Voor zover er in de tenlastelegging kennelijke taal- en/of schrijffouten voorkomen, zijn die fouten in de bewezenverklaring verbeterd. Verdachte is daardoor niet in zijn verdediging geschaad.
De rechtbank acht niet bewezen hetgeen meer of anders is ten laste gelegd. Verdachte zal daarvan worden vrijgesproken.

5.De strafbaarheid

Er zijn geen feiten of omstandigheden aannemelijk geworden die de strafbaarheid van de feiten uitsluiten. Dit levert de in de beslissing genoemde strafbare feiten op.
Verdachte is strafbaar, omdat niet is gebleken van een omstandigheid die zijn strafbaarheid uitsluit.

6.De strafoplegging

6.1
De vordering van de officier van justitie
De officier van justitie vordert aan verdachte op te leggen een gevangenisstraf van 64 dagen, met aftrek van het voorarrest, waarvan 60 dagen voorwaardelijk met een proeftijd van 2 jaar en daaraan verbonden de bijzondere voorwaarden zoals geadviseerd door de reclassering. Daarnaast eist zij een taakstraf van 140 uur.
6.2
Het standpunt van de verdediging
De verdediging verzoekt om rekening te houden met de persoonlijke omstandigheden van verdachte. Hij heeft zich vijf maanden klinisch laten opnemen en gebruikt inmiddels al meer dan één jaar geen alcohol en drugs meer. De ruzie met [slachtoffer 2] is bijgelegd en zij zijn samen hun relatie weer aan het opbouwen. Ook hebben verdachte en [slachtoffer 2] allebei een betaalde baan waardoor er geen financiële problemen meer zijn. Daarnaast heeft verdachte verantwoordelijkheid genomen voor zijn gedrag tegenover [slachtoffer 2] en [slachtoffer 1] en krijgt hij nog steeds ambulante behandeling.
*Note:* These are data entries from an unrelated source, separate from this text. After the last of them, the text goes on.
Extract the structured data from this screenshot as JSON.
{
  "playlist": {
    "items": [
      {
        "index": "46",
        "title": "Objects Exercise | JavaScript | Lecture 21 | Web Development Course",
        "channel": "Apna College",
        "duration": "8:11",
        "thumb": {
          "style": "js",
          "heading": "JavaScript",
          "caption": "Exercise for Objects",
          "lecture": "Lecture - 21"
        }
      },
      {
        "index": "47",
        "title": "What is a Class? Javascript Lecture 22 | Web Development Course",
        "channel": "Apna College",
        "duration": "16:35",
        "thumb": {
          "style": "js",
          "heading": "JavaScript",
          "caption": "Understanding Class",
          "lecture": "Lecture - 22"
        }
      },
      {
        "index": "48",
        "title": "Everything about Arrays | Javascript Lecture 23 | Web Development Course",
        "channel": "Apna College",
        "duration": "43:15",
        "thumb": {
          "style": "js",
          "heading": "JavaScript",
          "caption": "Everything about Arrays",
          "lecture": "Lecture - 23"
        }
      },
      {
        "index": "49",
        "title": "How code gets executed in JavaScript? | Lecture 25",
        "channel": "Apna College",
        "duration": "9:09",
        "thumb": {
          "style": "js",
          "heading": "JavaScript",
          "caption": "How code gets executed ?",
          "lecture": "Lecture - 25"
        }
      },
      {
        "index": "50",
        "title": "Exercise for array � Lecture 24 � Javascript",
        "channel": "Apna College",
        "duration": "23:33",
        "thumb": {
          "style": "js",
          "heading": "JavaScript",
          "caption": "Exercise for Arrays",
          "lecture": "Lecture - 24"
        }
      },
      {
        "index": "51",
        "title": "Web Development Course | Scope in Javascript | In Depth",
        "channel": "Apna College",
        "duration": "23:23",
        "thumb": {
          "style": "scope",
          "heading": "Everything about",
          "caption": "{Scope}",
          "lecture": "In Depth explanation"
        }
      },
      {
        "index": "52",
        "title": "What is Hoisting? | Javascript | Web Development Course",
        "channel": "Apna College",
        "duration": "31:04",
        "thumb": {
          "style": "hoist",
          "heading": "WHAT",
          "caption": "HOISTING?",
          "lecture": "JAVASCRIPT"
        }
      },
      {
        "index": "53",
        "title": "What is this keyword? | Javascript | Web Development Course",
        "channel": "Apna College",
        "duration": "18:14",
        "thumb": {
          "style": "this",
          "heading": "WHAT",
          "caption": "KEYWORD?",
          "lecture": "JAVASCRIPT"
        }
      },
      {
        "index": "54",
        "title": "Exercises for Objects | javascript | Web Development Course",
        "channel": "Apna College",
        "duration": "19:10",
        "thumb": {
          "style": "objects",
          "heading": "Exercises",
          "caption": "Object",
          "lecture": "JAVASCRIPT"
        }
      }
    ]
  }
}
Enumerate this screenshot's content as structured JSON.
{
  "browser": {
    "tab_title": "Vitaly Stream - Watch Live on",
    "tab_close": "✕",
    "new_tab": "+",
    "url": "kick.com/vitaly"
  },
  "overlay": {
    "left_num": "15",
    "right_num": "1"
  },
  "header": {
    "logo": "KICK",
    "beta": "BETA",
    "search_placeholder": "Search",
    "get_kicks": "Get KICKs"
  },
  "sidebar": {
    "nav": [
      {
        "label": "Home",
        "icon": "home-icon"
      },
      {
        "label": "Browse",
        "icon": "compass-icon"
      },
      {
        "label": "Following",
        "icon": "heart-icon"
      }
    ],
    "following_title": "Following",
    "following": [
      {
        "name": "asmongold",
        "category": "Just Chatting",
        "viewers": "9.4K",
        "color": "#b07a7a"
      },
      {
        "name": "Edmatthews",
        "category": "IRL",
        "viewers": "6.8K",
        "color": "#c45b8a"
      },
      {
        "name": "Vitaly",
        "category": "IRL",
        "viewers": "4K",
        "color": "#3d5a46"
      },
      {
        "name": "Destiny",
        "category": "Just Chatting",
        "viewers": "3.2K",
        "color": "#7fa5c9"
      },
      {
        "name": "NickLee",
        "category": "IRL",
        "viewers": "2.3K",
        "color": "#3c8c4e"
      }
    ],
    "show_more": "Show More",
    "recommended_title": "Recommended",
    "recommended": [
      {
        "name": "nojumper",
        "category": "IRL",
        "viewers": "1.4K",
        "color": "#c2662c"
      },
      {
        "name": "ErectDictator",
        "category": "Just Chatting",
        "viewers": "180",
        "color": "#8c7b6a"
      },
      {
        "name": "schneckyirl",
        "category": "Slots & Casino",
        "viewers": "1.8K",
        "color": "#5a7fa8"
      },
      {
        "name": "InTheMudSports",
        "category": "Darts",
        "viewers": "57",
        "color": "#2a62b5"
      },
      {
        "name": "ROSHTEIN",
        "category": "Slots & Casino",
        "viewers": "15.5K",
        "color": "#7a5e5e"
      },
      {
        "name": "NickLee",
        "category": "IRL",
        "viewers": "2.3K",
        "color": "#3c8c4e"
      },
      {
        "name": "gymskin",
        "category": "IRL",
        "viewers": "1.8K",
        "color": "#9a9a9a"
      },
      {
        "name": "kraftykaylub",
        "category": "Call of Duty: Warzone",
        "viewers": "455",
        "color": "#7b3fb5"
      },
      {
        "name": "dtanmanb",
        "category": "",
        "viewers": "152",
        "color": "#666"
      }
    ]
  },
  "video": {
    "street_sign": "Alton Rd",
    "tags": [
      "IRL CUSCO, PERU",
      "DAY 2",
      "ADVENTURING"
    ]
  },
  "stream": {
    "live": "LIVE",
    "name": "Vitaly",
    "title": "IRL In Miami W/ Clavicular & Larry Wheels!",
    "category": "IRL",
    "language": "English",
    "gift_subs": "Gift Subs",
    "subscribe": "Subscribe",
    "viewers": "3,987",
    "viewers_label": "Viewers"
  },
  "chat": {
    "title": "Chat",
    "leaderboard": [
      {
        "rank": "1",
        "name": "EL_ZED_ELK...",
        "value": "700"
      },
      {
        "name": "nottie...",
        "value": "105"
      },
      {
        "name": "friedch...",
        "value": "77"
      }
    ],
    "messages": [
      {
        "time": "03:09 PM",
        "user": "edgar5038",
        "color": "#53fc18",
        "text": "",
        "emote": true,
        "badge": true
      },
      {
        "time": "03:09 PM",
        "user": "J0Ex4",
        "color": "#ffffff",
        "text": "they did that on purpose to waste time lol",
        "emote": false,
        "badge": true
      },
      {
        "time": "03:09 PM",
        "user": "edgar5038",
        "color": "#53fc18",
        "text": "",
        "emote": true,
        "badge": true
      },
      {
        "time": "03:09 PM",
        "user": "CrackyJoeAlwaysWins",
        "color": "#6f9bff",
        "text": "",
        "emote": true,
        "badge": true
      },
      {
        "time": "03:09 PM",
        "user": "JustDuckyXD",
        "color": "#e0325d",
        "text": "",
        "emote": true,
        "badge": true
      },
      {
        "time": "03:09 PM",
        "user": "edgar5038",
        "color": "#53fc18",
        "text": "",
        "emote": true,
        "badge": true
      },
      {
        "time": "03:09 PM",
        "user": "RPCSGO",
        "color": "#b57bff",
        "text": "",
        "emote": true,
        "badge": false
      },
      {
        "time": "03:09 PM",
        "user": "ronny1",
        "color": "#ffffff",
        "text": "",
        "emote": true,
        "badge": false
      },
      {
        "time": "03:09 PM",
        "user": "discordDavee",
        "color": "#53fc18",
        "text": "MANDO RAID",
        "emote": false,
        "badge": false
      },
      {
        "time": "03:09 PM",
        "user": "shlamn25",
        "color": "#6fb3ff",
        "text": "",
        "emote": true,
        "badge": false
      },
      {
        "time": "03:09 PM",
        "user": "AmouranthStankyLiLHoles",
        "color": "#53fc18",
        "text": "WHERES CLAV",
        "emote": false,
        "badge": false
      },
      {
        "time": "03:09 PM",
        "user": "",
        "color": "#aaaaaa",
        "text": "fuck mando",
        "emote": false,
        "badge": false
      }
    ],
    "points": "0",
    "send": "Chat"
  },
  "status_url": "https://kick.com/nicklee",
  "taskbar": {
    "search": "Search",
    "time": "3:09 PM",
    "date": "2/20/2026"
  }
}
Gelet hierop bepleit de verdediging om aan verdachte een onvoorwaardelijke gevangenisstaf gelijk aan het voorarrest op te leggen en daarnaast een voorwaardelijke gevangenisstraf met daaraan verbonden de bijzondere voorwaarden zoals geadviseerd door de reclassering. Er wordt nadrukkelijk verzocht om geen locatieverbod voor de straat van de woning van [slachtoffer 2] op te leggen. Verdachte en zij willen graag weer samenwonen. Daarnaast wordt verzocht om de hoogte van de door de officier van justitie gevorderde taakstraf te matigen.
6.3
Het oordeel van de rechtbank
Verdachte heeft zijn zesjarige stiefzoon mishandeld. Toen diens moeder, de partner van verdachte, zich daartegen verzette, heeft verdachte ook haar mishandeld. Zijn stiefzoon is daar getuige van geweest.
Verdachte heeft door zo te handelen de lichamelijke en psychische integriteit van [slachtoffer 1] en [slachtoffer 2] geschonden. Door de mishandeling heeft verdachte [slachtoffer 1] en [slachtoffer 2] gevoelens van onveiligheid en minderwaardigheid gegeven. Het is daarnaast een feit van algemene bekendheid dat zowel lichamelijke als psychische kindermishandeling kan zorgen voor gezondheidsklachten en gevolgen voor het welzijn en de ontwikkeling op lange termijn. Kinderen kunnen van dergelijke feiten tot ver in hun volwassenheid last hebben. Daarnaast zijn [slachtoffer 2] en [slachtoffer 1] niet alleen mishandeld door verdachte, maar zijn zij ook getuige geweest van de mishandeling van de ander. Het kan niet anders dan dat diepe indruk op beiden heeft gemaakt.
Dat verdachte met zijn handelen te ver is gegaan en dat het nooit had mogen gebeuren, heeft hij op zitting volmondig erkend. Verdachte heeft, voor zover hij het zich kan herinneren, eerlijk verteld wat er is gebeurd en heeft hier verantwoordelijkheid voor genomen. Ook heeft verdachte daarbij aangegeven dat hij de bewuste avond onder invloed was van alcohol en dat dit een grote rol heeft gespeeld. Verdachte heeft na de schorsing van zijn voorlopige hechtenis een intensief traject onder toezicht van de reclassering doorlopen.
Die positieve ontwikkelingen en meewerkende houding blijken ook uit het over verdachte opgemaakte reclasseringsrapport van 26 september 2024. Hoewel verdachte zich in het verleden niet gemotiveerd toonde voor hulpverlening, stond hij de afgelopen periode in goed contact met zowel zijn behandelaar als zijn toezichthouder en heeft hij zich aan alle schorsingsvoorwaarden gehouden. Zo heeft verdachte een klinische opname van vijf maanden afgerond, heeft hij meegewerkt aan de middelencontroles en volgt hij behandeling. Ook komt uit het rapport naar voren dat verdachte als gevolg van een moeilijke jeugd verslavingsproblematiek kende, maar dat hij nu voor het eerst twaalf maanden abstinent is van alcohol en drugs. Deze abstinentie maakt dat hij zijn impulsen beter kan beheersen. Het lukt verdachte beter om zijn frustraties te ventileren en zichzelf te kalmeren. Wel vormt de
communicatie en dynamiek tussen verdachte en [slachtoffer 2] gelet op het verleden een aandachtspunt en de reclassering vindt het nodig om het toewerken naar samenwonen te monitoren. Zij adviseren bij een bewezenverklaring een (deels) voorwaardelijke straf met als bijzondere voorwaarden een meldplicht, ambulante behandeling en meewerken aan middelencontrole.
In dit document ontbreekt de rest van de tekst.